The run_analysis.R script assumes that the UCI HAR data set has been downloaded to the local disk and that the zip file has been unzipped such that all the actual files all reside below "./UCI HAR Dataset/".
So the script will be loading file contents in order to do its work by accessing files via the path "./UCI HAR Dataset/...".
For instance, the file y_test.txt can be loaded via the following path: "./UCI HAR Dataset/test/y_test.txt"
The script has relied on basic packages typically part of standard R
builds, and did not rely on plyr or other packages needed loading.
The script, when it runs successfully, produces two files that have similar contents:
"./factored_averages_txt.txt" is a text formatted file "./factored_averages_csv.csv" is a csv formatted file
The files have 180 rows and 81 columns, as follows:
- All columns are "tidied" in that they include column names
- The 1st column identifies the Subject, i.e., the person
- The 2nd column has the activity type (1 of 6) by character description.

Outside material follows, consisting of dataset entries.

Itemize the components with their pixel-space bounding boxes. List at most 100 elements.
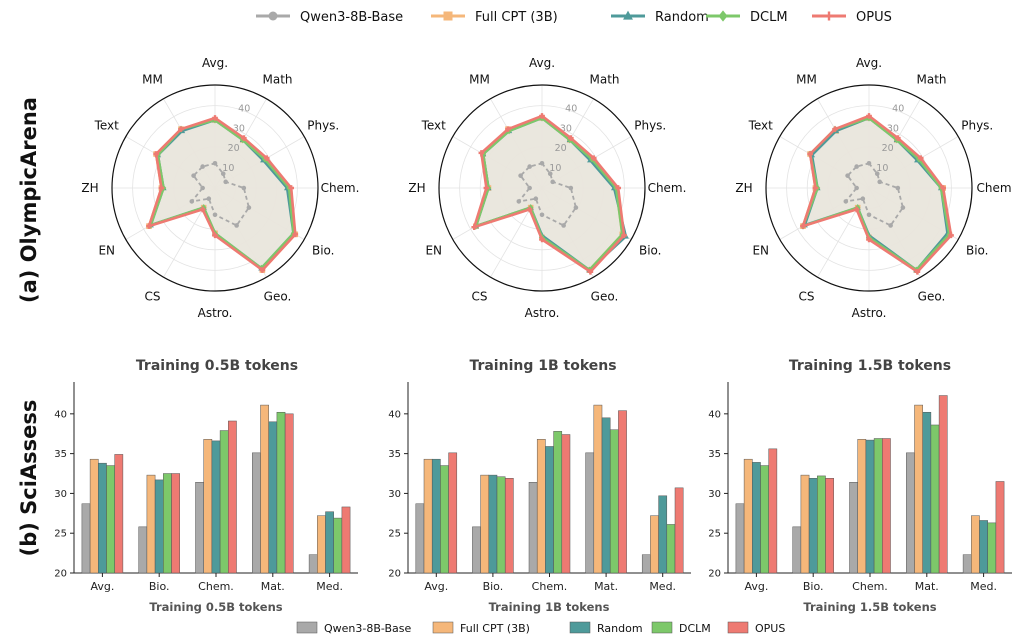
radar-axis-label-bio: Bio. (312, 244, 335, 258)
radar-point-qwen3-8b-base (533, 196, 539, 202)
bar-ytick-label: 20 (54, 569, 67, 580)
radar-point-opus (153, 151, 159, 157)
radar-point-qwen3-8b-base (539, 160, 545, 166)
bar-ytick-label: 35 (708, 449, 721, 460)
legend-item-opus: OPUS (812, 10, 892, 25)
bar-qwen3-8b-base-chem (528, 482, 538, 574)
bar-opus-mat (938, 395, 948, 574)
bar-random-bio (488, 474, 498, 574)
bar-full-cpt-3b-chem (536, 439, 546, 574)
radar-point-qwen3-8b-base (212, 160, 218, 166)
radar-point-qwen3-8b-base (246, 205, 252, 210)
bar-qwen3-8b-base-med (962, 554, 972, 574)
bar-random-bio (154, 479, 164, 574)
legend-bottom-label-dclm: DCLM (679, 622, 711, 635)
bar-ytick-label: 20 (708, 569, 721, 580)
radar-outer-ring (765, 84, 973, 292)
radar-axis-label-text: Text (94, 119, 120, 133)
bar-ytick-label: 30 (708, 489, 721, 500)
bar-ytick-label: 40 (708, 409, 721, 420)
radar-point-opus (917, 155, 924, 161)
bar-chart-0.5b: 20 25 30 35 40 Avg. Bio. Chem. Mat. Med. (54, 382, 358, 593)
radar-point-qwen3-8b-base (189, 199, 195, 204)
bar-ytick-label: 20 (388, 569, 401, 580)
radar-axis-label-zh: ZH (408, 181, 425, 195)
radar-axis-label-text: Text (748, 119, 774, 133)
radar-point-opus (621, 232, 627, 239)
bar-opus-chem (882, 438, 891, 574)
radar-point-qwen3-8b-base (547, 171, 553, 177)
radar-axis-label-geo: Geo. (918, 289, 946, 303)
radar-axis-label-avg: Avg. (856, 56, 882, 70)
bar-dclm-chem (553, 431, 563, 574)
bar-opus-med (995, 481, 1005, 574)
radar-point-opus (866, 236, 872, 243)
legend-bottom-item-dclm: DCLM (651, 621, 711, 635)
radar-point-opus (292, 231, 299, 238)
legend-marker-opus (824, 11, 834, 21)
bar-random-avg (431, 458, 441, 574)
radar-axis-label-cs: CS (472, 289, 488, 303)
bar-qwen3-8b-base-bio (138, 526, 148, 574)
radar-axis-label-math: Math (916, 73, 946, 87)
bar-dclm-bio (817, 475, 826, 574)
radar-point-opus (812, 185, 819, 191)
bar-dclm-chem (219, 430, 229, 574)
radar-point-opus (471, 224, 478, 230)
bar-qwen3-8b-base-avg (81, 503, 91, 574)
radar-point-opus (948, 232, 954, 239)
radar-point-opus (526, 206, 533, 213)
bar-opus-med (674, 487, 684, 574)
bar-full-cpt-3b-bio (146, 474, 156, 574)
bar-qwen3-8b-base-med (641, 554, 651, 574)
radar-point-qwen3-8b-base (200, 164, 205, 169)
radar-point-opus (832, 126, 838, 132)
bar-qwen3-8b-base-chem (195, 482, 204, 574)
radar-rtick-label: 20 (228, 143, 240, 154)
legend-item-dclm: DCLM (706, 10, 788, 25)
bar-opus-mat (618, 410, 627, 574)
radar-point-qwen3-8b-base (900, 205, 906, 210)
bar-ytick-label: 35 (388, 449, 401, 460)
bar-dclm-med (333, 517, 343, 574)
bar-dclm-med (987, 522, 997, 574)
legend-patch-random (569, 621, 591, 634)
radar-outer-ring (438, 84, 646, 292)
radar-point-qwen3-8b-base (234, 223, 239, 228)
bar-qwen3-8b-base-mat (906, 452, 915, 574)
radar-rtick-label: 40 (892, 103, 904, 114)
radar-axis-label-mm: MM (142, 73, 163, 87)
bar-dclm-mat (276, 411, 286, 574)
legend-bottom: Qwen3-8B-Base Full CPT (3B) Random DCLM OPUS (296, 621, 785, 635)
legend-bottom-label-opus: OPUS (755, 622, 785, 635)
radar-point-opus (590, 155, 597, 161)
radar-point-opus (568, 135, 574, 141)
bar-dclm-med (666, 524, 676, 574)
legend-bottom-item-random: Random (569, 621, 643, 635)
radar-point-opus (158, 185, 165, 191)
radar-point-qwen3-8b-base (516, 199, 522, 204)
radar-point-qwen3-8b-base (212, 212, 218, 218)
radar-point-opus (807, 151, 813, 157)
bar-random-mat (268, 421, 278, 574)
bar-dclm-bio (163, 473, 172, 574)
bar-qwen3-8b-base-avg (735, 503, 745, 574)
bar-chart-1.5b: 20 25 30 35 40 Avg. Bio. Chem. Mat. Med. (708, 382, 1012, 593)
bar-xtick-label-chem: Chem. (852, 580, 888, 593)
bar-opus-bio (171, 473, 180, 574)
bar-xtick-label-med: Med. (316, 580, 343, 593)
radar-point-opus (853, 206, 860, 213)
bar-full-cpt-3b-avg (89, 458, 99, 574)
radar-title-1.5b: Training 1.5B tokens (789, 358, 951, 374)
legend-bottom-item-full-cpt-3b: Full CPT (3B) (432, 621, 530, 635)
radar-chart-1b: 10 20 30 40 Avg. Math Phys. Chem. Bio. Geo. Astro.… (408, 56, 686, 320)
radar-point-qwen3-8b-base (561, 223, 566, 228)
radar-title-1b: Training 1B tokens (469, 358, 616, 374)
bar-full-cpt-3b-med (971, 515, 980, 574)
radar-axis-label-text: Text (421, 119, 447, 133)
radar-point-opus (615, 185, 622, 191)
bar-dclm-chem (873, 438, 883, 574)
bar-full-cpt-3b-mat (260, 404, 269, 574)
radar-point-qwen3-8b-base (877, 179, 883, 185)
bar-full-cpt-3b-chem (857, 439, 867, 574)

- The remaining 79 columns have averages factored by subject/activity.
- The 180 rows capture the 6 activities * 30 subjects, as factors.
- Note that the file includes subjects from training and test sets.
Per the instructions, the script performs row-wise merges of various files in order to merge the training and test data set contents.
It starts off by building a column of Subject Identifiers, in order to start practicing tidiness by always naming all variables.
Then, the script uses the activity mapping file to add descriptive, character-string, activity descriptions, in addition to their coded numerical values.
The data frames above are bound column-wise to start joining things towards the output data frame with features as well as labels.
The script then performs the feature extraction functions, whereby only features that are means or standard deviations are kept. This is done by leveraging the files that list all variable names, and building intermediate data structures with the right indices for the "keeper variables" but also the corresponding names, again in the spirit of tidiness.
Finally, with the reduced data frame that only keeps features that
measure means or standard deviations, we apply the aggregate()
function with the proper factor list (Subject and Activity), which
yields the 180 rows of averages for the 30 subjects * 6 activities.
We then write out the data frame as a .txt file and a .csv file.